HISTART 689-002
Special Topics
Future Pasts: Unsettling Architecture
270 Tappan
T 3:00-6:00pm
3 Credit Seminar

The Summer of 2020 brought discourses on decolonization, antiracism, and intersectional feminism to the fore of architectural pedagogy. Students rightly demanded an approach to the teaching of architecture that acknowledged the colonial, white supremacist, and patriarchal roots of the discipline and looked to construct new histories that take on decolonizing, antiracist, and intersectional approaches. This course aims to examine how these approaches shape the history of architecture and its teaching.

The survey of architecture performed in typical architectural history courses is intimately related to the colonial survey of land; each survey produces a resource (architecture in the survey course and property in the land survey) that allows colonialism to profit from the land it seizes. The survey of great monuments necessarily imbricates architecture with privilege, capital, and exploited and racialized labor, basic components of racial capitalism and white supremacy. These definitions of the discipline favor the white, male, and wealthy artist independent of the systems of production and reproduction of human and non-human agents that sustain the planet. In order to teach a history of architecture that is decolonizing, antiracist, and intersectional, we must relearn and reconstruct the discipline.

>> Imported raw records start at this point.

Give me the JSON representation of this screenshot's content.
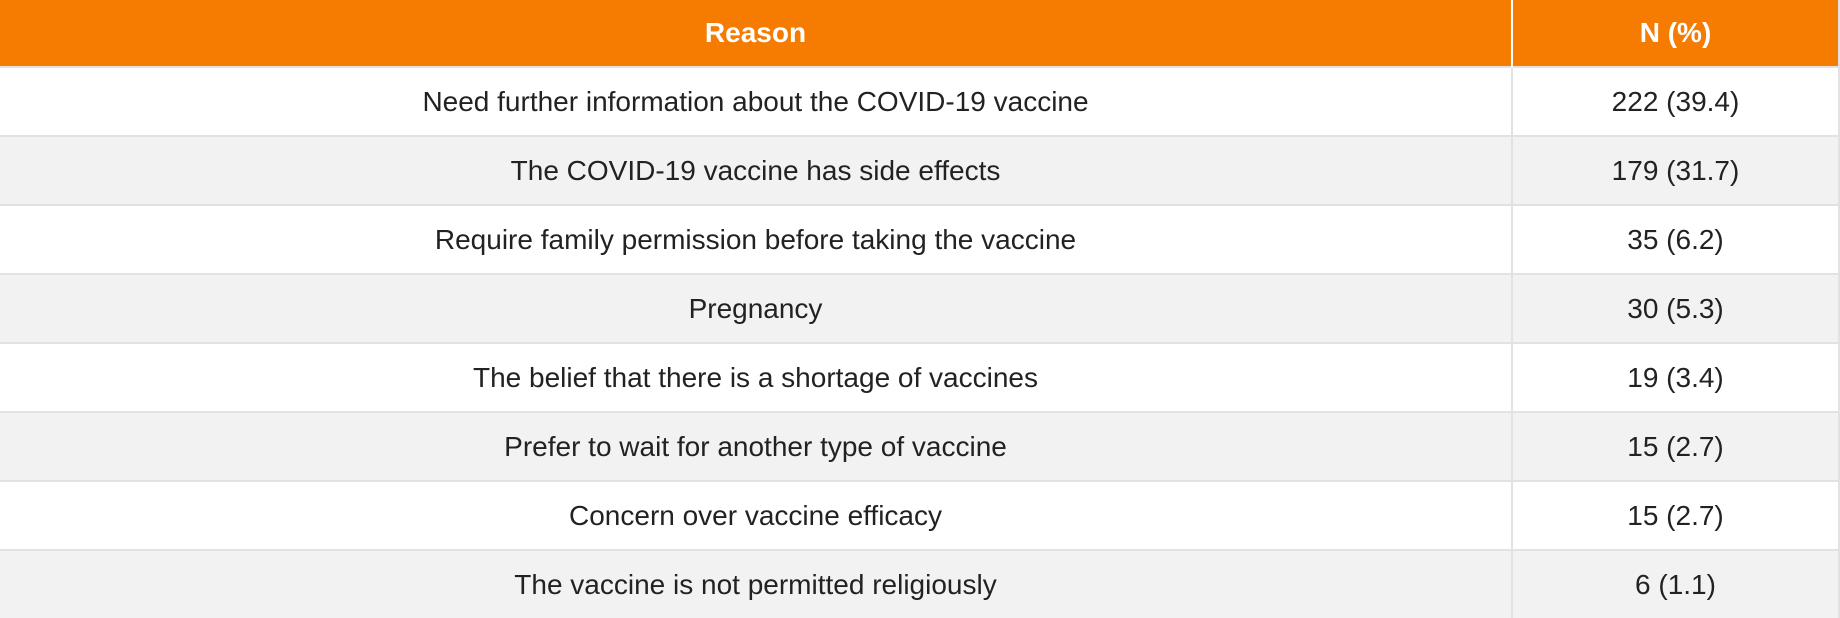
{
  "table": {
    "header": {
      "reason": "Reason",
      "n": "N (%)"
    },
    "header_color": "#f57c00",
    "rows": [
      {
        "reason": "Need further information about the COVID-19 vaccine",
        "n": "222 (39.4)"
      },
      {
        "reason": "The COVID-19 vaccine has side effects",
        "n": "179 (31.7)"
      },
      {
        "reason": "Require family permission before taking the vaccine",
        "n": "35 (6.2)"
      },
      {
        "reason": "Pregnancy",
        "n": "30 (5.3)"
      },
      {
        "reason": "The belief that there is a shortage of vaccines",
        "n": "19 (3.4)"
      },
      {
        "reason": "Prefer to wait for another type of vaccine",
        "n": "15 (2.7)"
      },
      {
        "reason": "Concern over vaccine efficacy",
        "n": "15 (2.7)"
      },
      {
        "reason": "The vaccine is not permitted religiously",
        "n": "6 (1.1)"
      }
    ]
  }
}
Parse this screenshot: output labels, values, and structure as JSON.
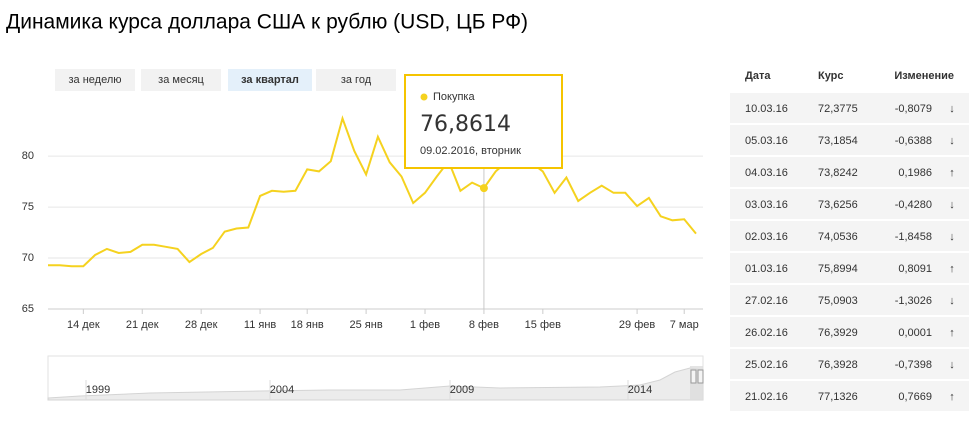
{
  "header": {
    "title": "Динамика курса доллара США к рублю (USD, ЦБ РФ)"
  },
  "tabs": [
    "за неделю",
    "за месяц",
    "за квартал",
    "за год"
  ],
  "active_tab": 2,
  "tooltip": {
    "series": "Покупка",
    "value": "76,8614",
    "date": "09.02.2016, вторник",
    "index": 37
  },
  "chart_data": {
    "type": "line",
    "categories": [
      null,
      null,
      null,
      "14 дек",
      null,
      null,
      null,
      null,
      "21 дек",
      null,
      null,
      null,
      null,
      "28 дек",
      null,
      null,
      null,
      null,
      "11 янв",
      null,
      null,
      null,
      "18 янв",
      null,
      null,
      null,
      null,
      "25 янв",
      null,
      null,
      null,
      null,
      "1 фев",
      null,
      null,
      null,
      null,
      "8 фев",
      null,
      null,
      null,
      null,
      "15 фев",
      null,
      null,
      null,
      null,
      null,
      null,
      null,
      "29 фев",
      null,
      null,
      null,
      "7 мар",
      null
    ],
    "series": [
      {
        "name": "Покупка",
        "color": "#f5d21f",
        "values": [
          69.3,
          69.3,
          69.2,
          69.2,
          70.3,
          70.9,
          70.5,
          70.6,
          71.3,
          71.3,
          71.1,
          70.9,
          69.6,
          70.4,
          71.0,
          72.6,
          72.9,
          73.0,
          76.1,
          76.6,
          76.5,
          76.6,
          78.7,
          78.5,
          79.5,
          83.7,
          80.5,
          78.2,
          81.9,
          79.4,
          78.0,
          75.4,
          76.4,
          78.0,
          79.5,
          76.6,
          77.4,
          76.8614,
          78.5,
          79.5,
          79.3,
          79.4,
          78.5,
          76.4,
          77.9,
          75.6,
          76.4,
          77.1,
          76.4,
          76.4,
          75.1,
          75.9,
          74.1,
          73.7,
          73.8,
          72.4
        ]
      }
    ],
    "ylim": [
      65,
      86
    ],
    "yticks": [
      65,
      70,
      75,
      80
    ],
    "grid": true
  },
  "navigator": {
    "labels": [
      "1999",
      "2004",
      "2009",
      "2014"
    ]
  },
  "table": {
    "columns": [
      "Дата",
      "Курс",
      "Изменение"
    ],
    "rows": [
      [
        "10.03.16",
        "72,3775",
        "-0,8079",
        "↓"
      ],
      [
        "05.03.16",
        "73,1854",
        "-0,6388",
        "↓"
      ],
      [
        "04.03.16",
        "73,8242",
        "0,1986",
        "↑"
      ],
      [
        "03.03.16",
        "73,6256",
        "-0,4280",
        "↓"
      ],
      [
        "02.03.16",
        "74,0536",
        "-1,8458",
        "↓"
      ],
      [
        "01.03.16",
        "75,8994",
        "0,8091",
        "↑"
      ],
      [
        "27.02.16",
        "75,0903",
        "-1,3026",
        "↓"
      ],
      [
        "26.02.16",
        "76,3929",
        "0,0001",
        "↑"
      ],
      [
        "25.02.16",
        "76,3928",
        "-0,7398",
        "↓"
      ],
      [
        "21.02.16",
        "77,1326",
        "0,7669",
        "↑"
      ]
    ]
  }
}
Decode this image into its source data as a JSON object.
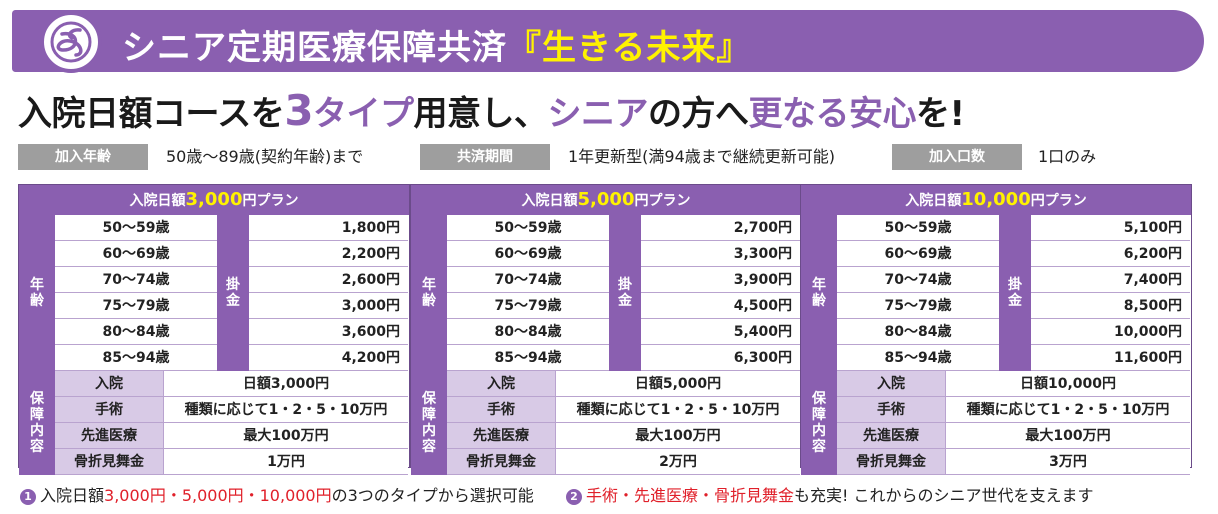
{
  "header": {
    "title_main": "シニア定期医療保障共済",
    "title_highlight": "『生きる未来』"
  },
  "headline": {
    "part1": "入院日額コースを",
    "num": "3",
    "part2": "タイプ",
    "part3": "用意し、",
    "part4": "シニア",
    "part5": "の方へ",
    "part6": "更なる安心",
    "part7": "を!"
  },
  "info": {
    "age_label": "加入年齢",
    "age_value": "50歳～89歳(契約年齢)まで",
    "period_label": "共済期間",
    "period_value": "1年更新型(満94歳まで継続更新可能)",
    "units_label": "加入口数",
    "units_value": "1口のみ"
  },
  "plans": [
    {
      "prefix": "入院日額",
      "amount": "3,000",
      "suffix": "円プラン",
      "prices": [
        "1,800円",
        "2,200円",
        "2,600円",
        "3,000円",
        "3,600円",
        "4,200円"
      ],
      "coverage": [
        "日額3,000円",
        "種類に応じて1・2・5・10万円",
        "最大100万円",
        "1万円"
      ]
    },
    {
      "prefix": "入院日額",
      "amount": "5,000",
      "suffix": "円プラン",
      "prices": [
        "2,700円",
        "3,300円",
        "3,900円",
        "4,500円",
        "5,400円",
        "6,300円"
      ],
      "coverage": [
        "日額5,000円",
        "種類に応じて1・2・5・10万円",
        "最大100万円",
        "2万円"
      ]
    },
    {
      "prefix": "入院日額",
      "amount": "10,000",
      "suffix": "円プラン",
      "prices": [
        "5,100円",
        "6,200円",
        "7,400円",
        "8,500円",
        "10,000円",
        "11,600円"
      ],
      "coverage": [
        "日額10,000円",
        "種類に応じて1・2・5・10万円",
        "最大100万円",
        "3万円"
      ]
    }
  ],
  "ages": [
    "50～59歳",
    "60～69歳",
    "70～74歳",
    "75～79歳",
    "80～84歳",
    "85～94歳"
  ],
  "age_label": "年齢",
  "premium_label": "掛金",
  "coverage_label": "保障内容",
  "coverage_items": [
    "入院",
    "手術",
    "先進医療",
    "骨折見舞金"
  ],
  "footer": {
    "n1": "1",
    "t1a": "入院日額",
    "t1b": "3,000円・5,000円・10,000円",
    "t1c": "の3つのタイプから選択可能",
    "n2": "2",
    "t2a": "手術・先進医療・骨折見舞金",
    "t2b": "も充実! これからのシニア世代を支えます"
  },
  "colors": {
    "purple": "#8a5fb0",
    "light_purple": "#d8cae6",
    "yellow": "#fff200",
    "red": "#e0202a",
    "gray": "#9e9e9e"
  }
}
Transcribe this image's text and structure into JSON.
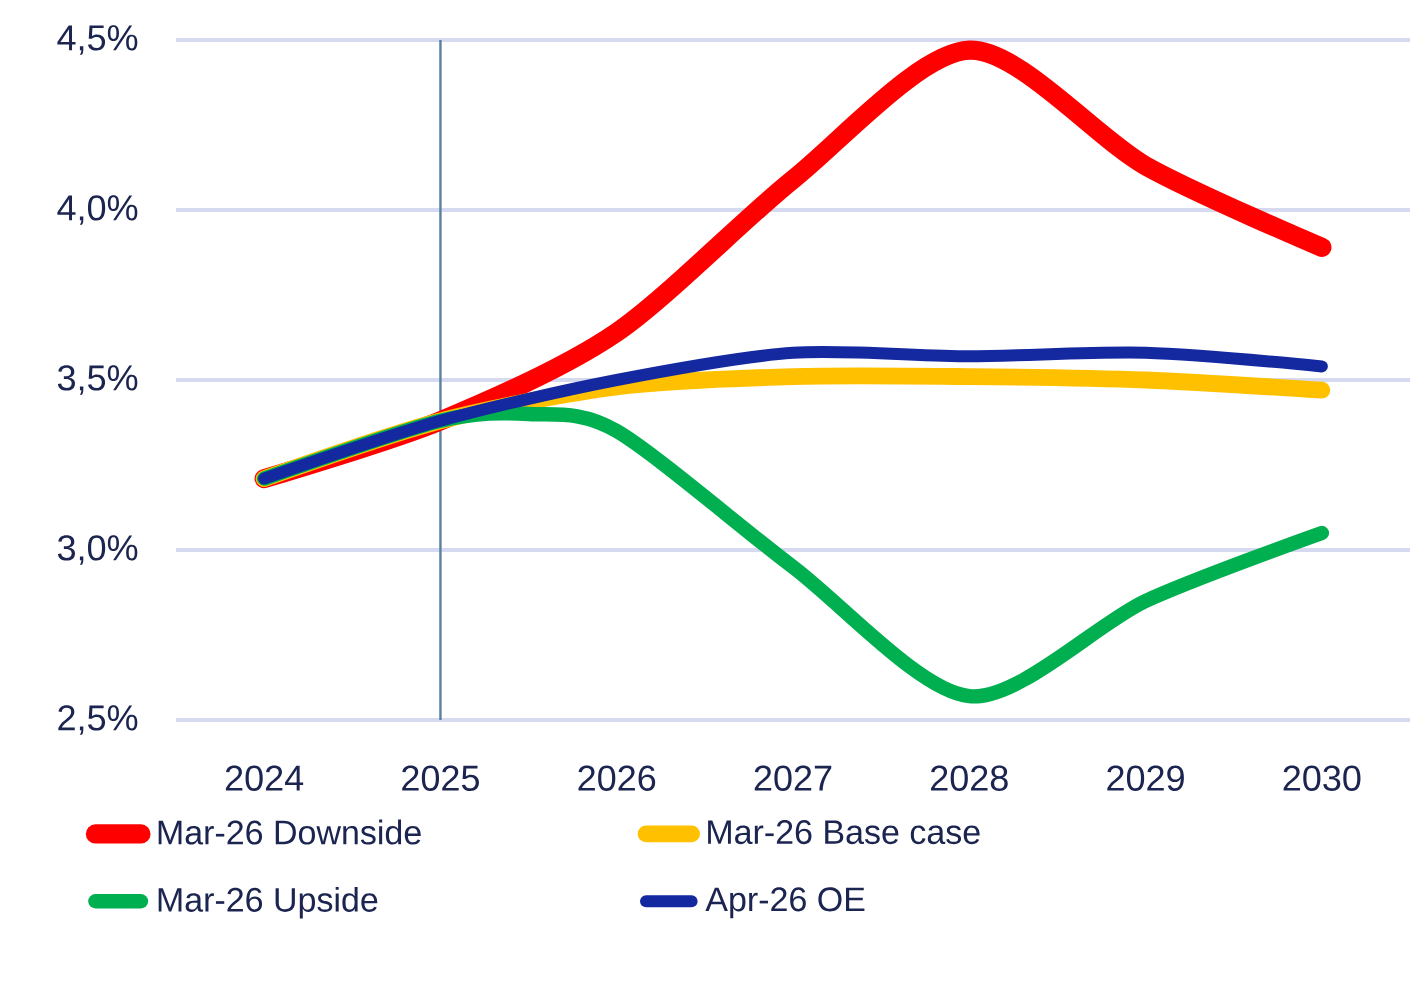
{
  "chart_data": {
    "type": "line",
    "xlim": [
      2023.5,
      2030.5
    ],
    "xticks": [
      2024,
      2025,
      2026,
      2027,
      2028,
      2029,
      2030
    ],
    "ylim": [
      2.5,
      4.5
    ],
    "yticks": [
      {
        "value": 2.5,
        "label": "2,5%"
      },
      {
        "value": 3.0,
        "label": "3,0%"
      },
      {
        "value": 3.5,
        "label": "3,5%"
      },
      {
        "value": 4.0,
        "label": "4,0%"
      },
      {
        "value": 4.5,
        "label": "4,5%"
      }
    ],
    "grid": "y",
    "legend": "bottom",
    "line_style": "solid",
    "marker": "none",
    "ref_lines": [
      {
        "axis": "x",
        "value": 2025,
        "color": "#5a7fa0"
      }
    ],
    "series": [
      {
        "name": "Mar-26 Downside",
        "color": "#ff0000",
        "x": [
          2024,
          2025,
          2026,
          2027,
          2028,
          2029,
          2030
        ],
        "values": [
          3.21,
          3.38,
          3.64,
          4.09,
          4.47,
          4.13,
          3.89
        ]
      },
      {
        "name": "Mar-26 Base case",
        "color": "#ffc000",
        "x": [
          2024,
          2025,
          2026,
          2027,
          2028,
          2029,
          2030
        ],
        "values": [
          3.21,
          3.38,
          3.48,
          3.51,
          3.51,
          3.5,
          3.47
        ]
      },
      {
        "name": "Mar-26 Upside",
        "color": "#00b050",
        "x": [
          2024,
          2025,
          2025.5,
          2026,
          2027,
          2028,
          2029,
          2030
        ],
        "values": [
          3.21,
          3.38,
          3.4,
          3.35,
          2.95,
          2.57,
          2.85,
          3.05
        ]
      },
      {
        "name": "Apr-26 OE",
        "color": "#1428a0",
        "x": [
          2024,
          2025,
          2026,
          2027,
          2028,
          2029,
          2030
        ],
        "values": [
          3.21,
          3.38,
          3.5,
          3.58,
          3.57,
          3.58,
          3.54
        ]
      }
    ]
  }
}
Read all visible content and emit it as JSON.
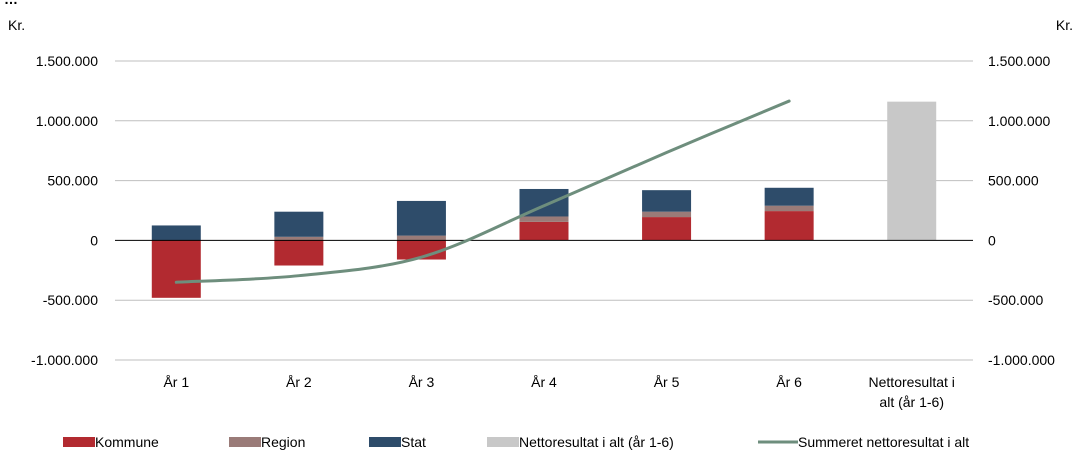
{
  "chart_data": {
    "type": "bar",
    "title_fragment": "…",
    "y_unit_left": "Kr.",
    "y_unit_right": "Kr.",
    "ylim": [
      -1000000,
      1500000
    ],
    "yticks": [
      {
        "value": 1500000,
        "label": "1.500.000"
      },
      {
        "value": 1000000,
        "label": "1.000.000"
      },
      {
        "value": 500000,
        "label": "500.000"
      },
      {
        "value": 0,
        "label": "0"
      },
      {
        "value": -500000,
        "label": "-500.000"
      },
      {
        "value": -1000000,
        "label": "-1.000.000"
      }
    ],
    "grid": true,
    "legend_position": "bottom",
    "categories": [
      {
        "label": "År 1",
        "label_lines": [
          "År 1"
        ]
      },
      {
        "label": "År 2",
        "label_lines": [
          "År 2"
        ]
      },
      {
        "label": "År 3",
        "label_lines": [
          "År 3"
        ]
      },
      {
        "label": "År 4",
        "label_lines": [
          "År 4"
        ]
      },
      {
        "label": "År 5",
        "label_lines": [
          "År 5"
        ]
      },
      {
        "label": "År 6",
        "label_lines": [
          "År 6"
        ]
      },
      {
        "label": "Nettoresultat i alt (år 1-6)",
        "label_lines": [
          "Nettoresultat i",
          "alt (år 1-6)"
        ]
      }
    ],
    "series": [
      {
        "name": "Kommune",
        "kind": "stacked-bar",
        "color": "#b22a30",
        "values": [
          -480000,
          -210000,
          -160000,
          155000,
          195000,
          245000,
          null
        ]
      },
      {
        "name": "Region",
        "kind": "stacked-bar",
        "color": "#9a7b78",
        "values": [
          0,
          30000,
          40000,
          45000,
          45000,
          45000,
          null
        ]
      },
      {
        "name": "Stat",
        "kind": "stacked-bar",
        "color": "#2e4c6a",
        "values": [
          125000,
          210000,
          290000,
          230000,
          180000,
          150000,
          null
        ]
      },
      {
        "name": "Nettoresultat i alt (år 1-6)",
        "kind": "bar",
        "color": "#c8c8c8",
        "values": [
          null,
          null,
          null,
          null,
          null,
          null,
          1160000
        ]
      },
      {
        "name": "Summeret nettoresultat i alt",
        "kind": "line",
        "color": "#6e8e7d",
        "values": [
          -350000,
          -295000,
          -140000,
          290000,
          735000,
          1165000,
          null
        ]
      }
    ]
  }
}
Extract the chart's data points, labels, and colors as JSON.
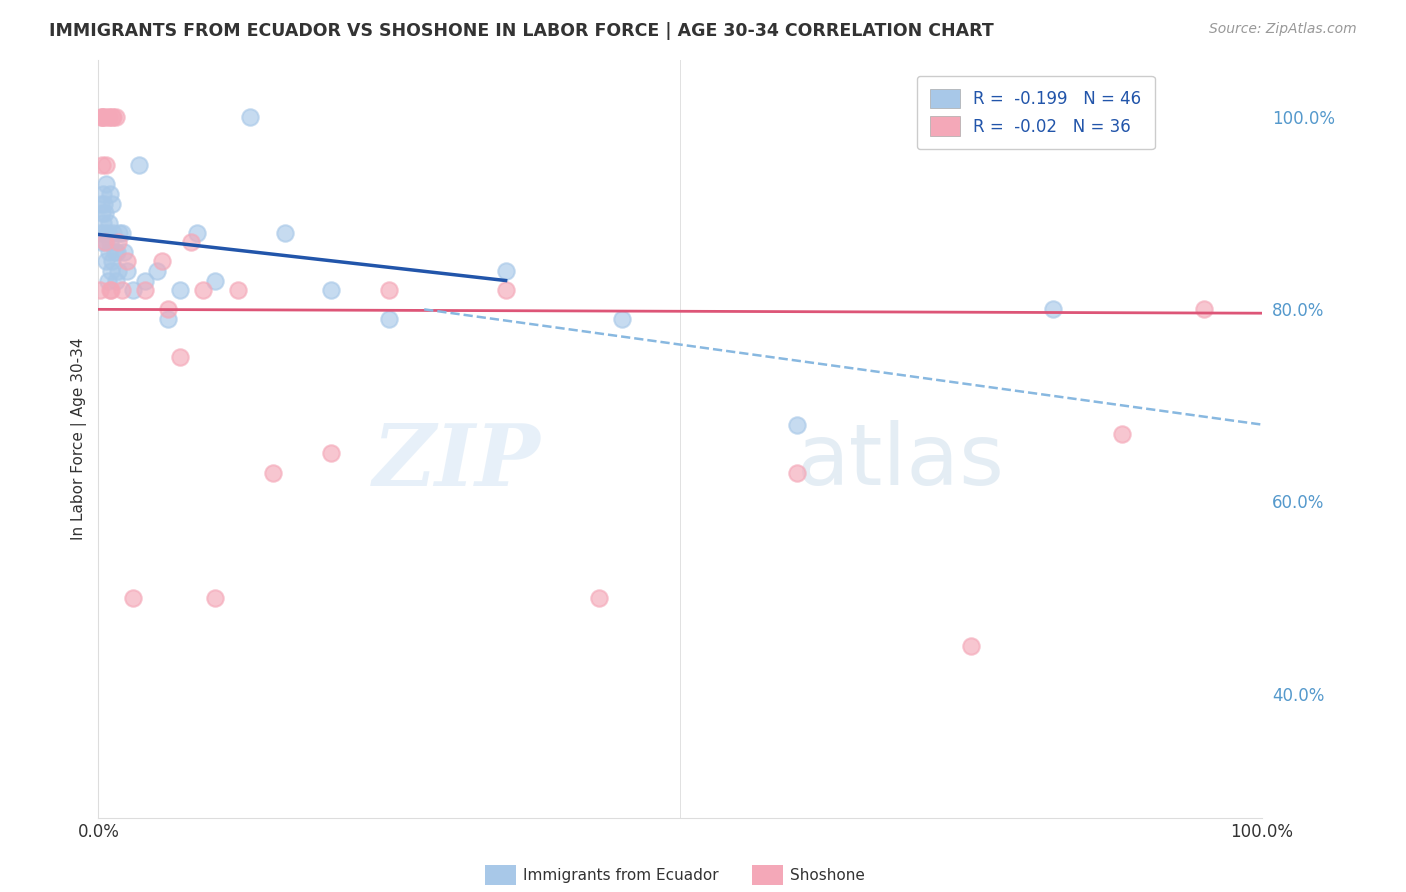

This experimental seminar will assay histories of architecture that aim to unsettle the discipline; its aim is to produce a syllabus or syllabi for undergraduate and graduate lecture courses in architectural history, and/or develop pedagogies, assignments, and feedback.

The course will be cross-listed with a parallel seminar taught by Andrew Herscher in the Architecture Department. As an experimental course, all enrollments will require permission from the instructor.